The Quietus - A new rock music and pop culture website

Reviews

Elegiac
Elegiac Julian Marszalek , March 22nd, 2021 08:39

A collaboration between Blurt's Ted Milton and Wire's Graham Lewis proves a bracing but welcome relief for Julian Marszalek

Like sardines and jam, oil and water, and Gordon Ramsey and game shows, some things should never be mixed together. And yet for all that, there are certain blends that are worth taking the plunge for if your sense of adventure allows for it. Like salted caramel, Elegiac are a case in point. Comprising the unique talents of post-punk art-rockers Blurt’s sax-mangling, existentialist poet Ted Milton and Wire’s low-end rumbler Graham Lewis, this delightfully eccentric pairing make for an intriguing and wholly enjoyable experience.

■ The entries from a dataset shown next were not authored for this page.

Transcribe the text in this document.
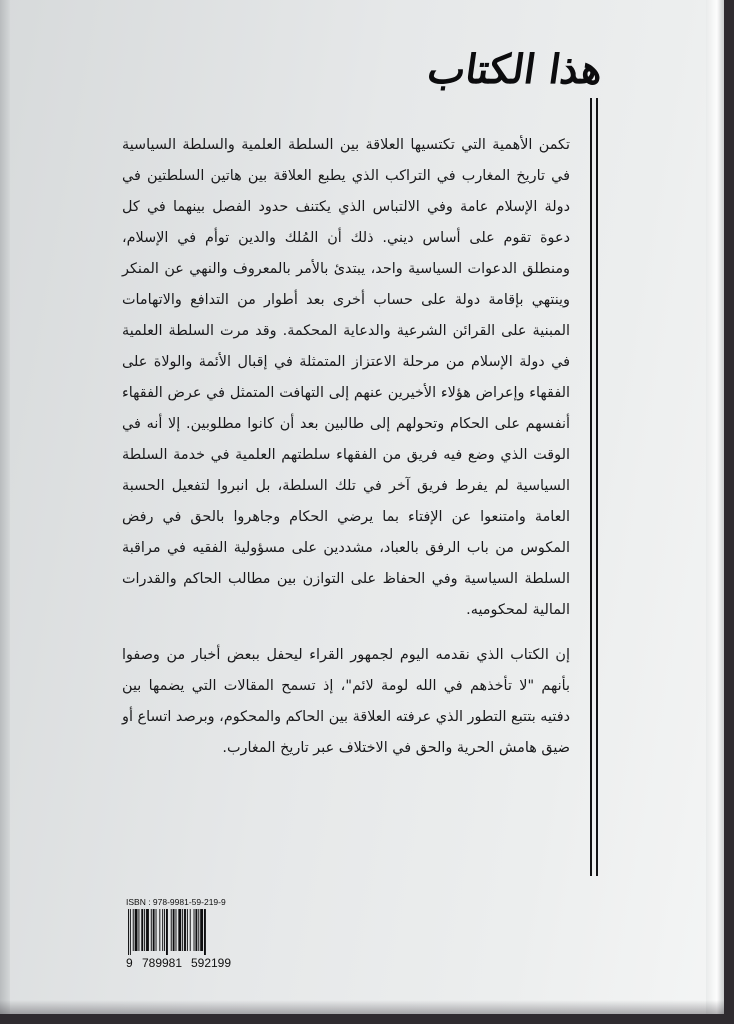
هذا الكتاب

تكمن الأهمية التي تكتسيها العلاقة بين السلطة العلمية والسلطة السياسية في تاريخ المغارب في التراكب الذي يطبع العلاقة بين هاتين السلطتين في دولة الإسلام عامة وفي الالتباس الذي يكتنف حدود الفصل بينهما في كل دعوة تقوم على أساس ديني. ذلك أن المُلك والدين توأم في الإسلام، ومنطلق الدعوات السياسية واحد، يبتدئ بالأمر بالمعروف والنهي عن المنكر وينتهي بإقامة دولة على حساب أخرى بعد أطوار من التدافع والاتهامات المبنية على القرائن الشرعية والدعاية المحكمة. وقد مرت السلطة العلمية في دولة الإسلام من مرحلة الاعتزاز المتمثلة في إقبال الأئمة والولاة على الفقهاء وإعراض هؤلاء الأخيرين عنهم إلى التهافت المتمثل في عرض الفقهاء أنفسهم على الحكام وتحولهم إلى طالبين بعد أن كانوا مطلوبين. إلا أنه في الوقت الذي وضع فيه فريق من الفقهاء سلطتهم العلمية في خدمة السلطة السياسية لم يفرط فريق آخر في تلك السلطة، بل انبروا لتفعيل الحسبة العامة وامتنعوا عن الإفتاء بما يرضي الحكام وجاهروا بالحق في رفض المكوس من باب الرفق بالعباد، مشددين على مسؤولية الفقيه في مراقبة السلطة السياسية وفي الحفاظ على التوازن بين مطالب الحاكم والقدرات المالية لمحكوميه.

إن الكتاب الذي نقدمه اليوم لجمهور القراء ليحفل ببعض أخبار من وصفوا بأنهم "لا تأخذهم في الله لومة لائم"، إذ تسمح المقالات التي يضمها بين دفتيه بتتبع التطور الذي عرفته العلاقة بين الحاكم والمحكوم، وبرصد اتساع أو ضيق هامش الحرية والحق في الاختلاف عبر تاريخ المغارب.

ISBN : 978-9981-59-219-9
9 789981 592199
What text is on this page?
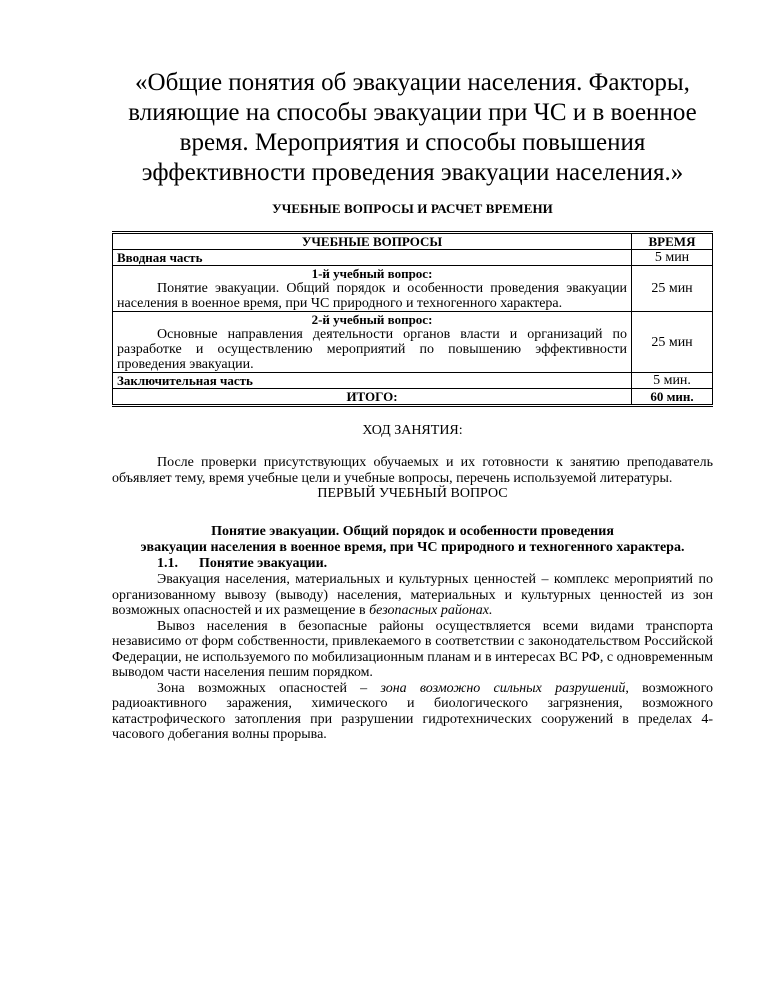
«Общие понятия об эвакуации населения. Факторы, влияющие на способы эвакуации при ЧС и в военное время. Мероприятия и способы повышения эффективности проведения эвакуации населения.»
УЧЕБНЫЕ ВОПРОСЫ И РАСЧЕТ ВРЕМЕНИ
УЧЕБНЫЕ ВОПРОСЫ	ВРЕМЯ
Вводная часть	5 мин

1-й учебный вопрос:
Понятие эвакуации. Общий порядок и особенности проведения эвакуации населения в военное время, при ЧС природного и техногенного характера.	25 мин

2-й учебный вопрос:
Основные направления деятельности органов власти и организаций по разработке и осуществлению мероприятий по повышению эффективности проведения эвакуации.	25 мин
Заключительная часть	5 мин.
ИТОГО:	60 мин.
ХОД ЗАНЯТИЯ:

После проверки присутствующих обучаемых и их готовности к занятию преподаватель объявляет тему, время учебные цели и учебные вопросы, перечень используемой литературы.

ПЕРВЫЙ УЧЕБНЫЙ ВОПРОС

Понятие эвакуации. Общий порядок и особенности проведения
эвакуации населения в военное время, при ЧС природного и техногенного характера.

1.1. Понятие эвакуации.

Эвакуация населения, материальных и культурных ценностей – комплекс мероприятий по организованному вывозу (выводу) населения, материальных и культурных ценностей из зон возможных опасностей и их размещение в безопасных районах.

Вывоз населения в безопасные районы осуществляется всеми видами транспорта независимо от форм собственности, привлекаемого в соответствии с законодательством Российской Федерации, не используемого по мобилизационным планам и в интересах ВС РФ, с одновременным выводом части населения пешим порядком.

Зона возможных опасностей – зона возможно сильных разрушений, возможного радиоактивного заражения, химического и биологического загрязнения, возможного катастрофического затопления при разрушении гидротехнических сооружений в пределах 4-часового добегания волны прорыва.
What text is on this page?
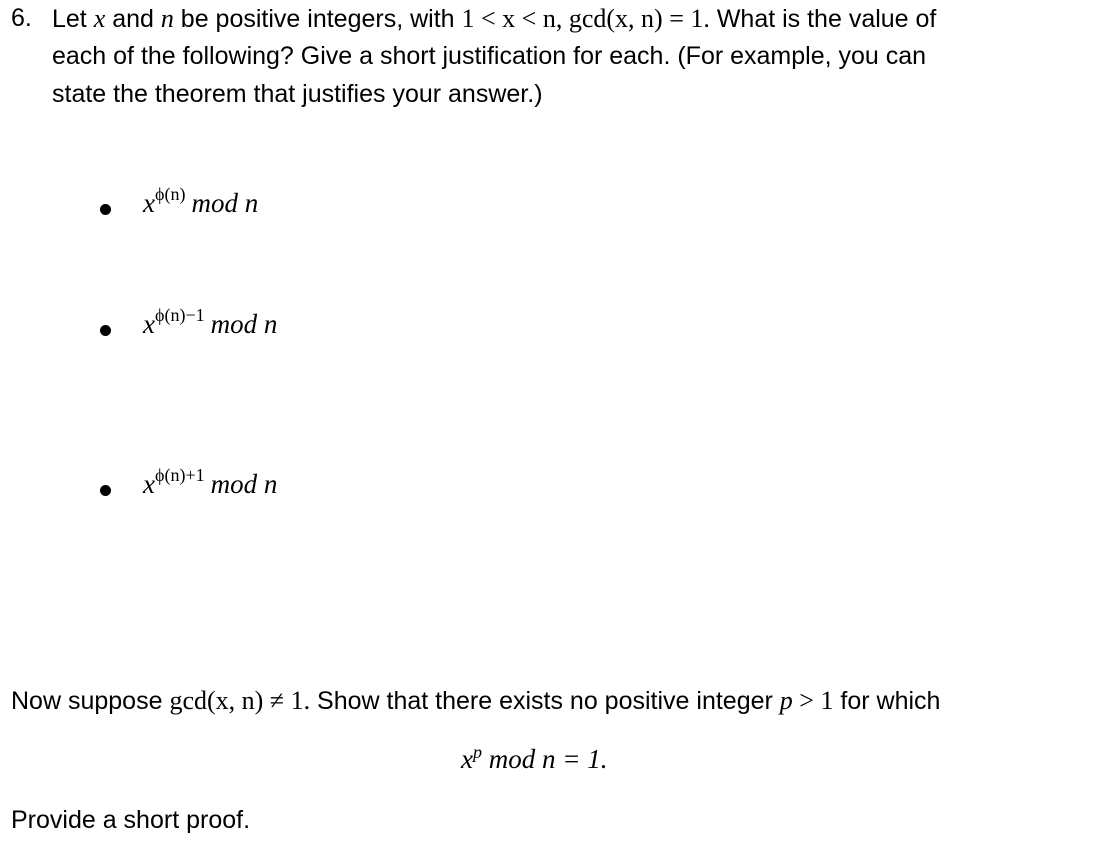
6. Let x and n be positive integers, with 1 < x < n, gcd(x, n) = 1. What is the value of
each of the following? Give a short justification for each. (For example, you can
state the theorem that justifies your answer.)
$x^{\phi(n)}$ mod n
$x^{\phi(n)-1}$ mod n
$x^{\phi(n)+1}$ mod n
Now suppose gcd(x, n) ≠ 1. Show that there exists no positive integer p > 1 for which
$x^p$ mod n = 1.
Provide a short proof.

Granted, the fusion of poetry, unrestrained jazz skronkage and gurgling electronica suggests an evening designed for the masochist in your life, but the reality is an album that reveals different layers and hidden depths as it goes along. Opener ‘Vous Et Ice’ is a deceptive introduction, giving the impression that this is going to be a heavy ride. Saxophones blast and honk around each other as repetitive bass pulses underpin Milton’s confusing lyrical imagery and sudden dips into French. The end result is the kind of confusion that arrives at the end of a three-day bender with no sleep.

But Elegiac is worth persevering with. For sure, the album’s charms are frequently unconventional and they’re as likely to induce feelings of confusion as they do pleasure. Witness the demented ‘Pelican House’ wherein plopping percussion and an overlapped chant of “Scum!” is splattered with multi-coloured blasts of squawking saxophones. If Ted Milton sounds as if he’s had a few, then you’ll soon be feeling as if you’ve had a night out with him.

Elsewhere, our two protagonists are at their most characteristic on the fantastic ‘The Daffodil Women’. Lewis’ bass growls with menace and a penetrating resonance as its loops into a spinning miasma that collides with stabbing saxophones. Intriguingly, Milton sounds like a Bowie impersonator at closing time. But make no mistake, this is gloriously hypnotic stuff, a fall into a rhythmic vortex that unscrews your head so it can pop your brain in the fridge. And, as the album progresses – most notably on the seductive ‘One Two’ – the realisation creeps in that what was originally considered abrasive has become a soothing form of chaos. An odd mix, for sure, but one that comes as sharp relief to the trying tedium of lockdown life.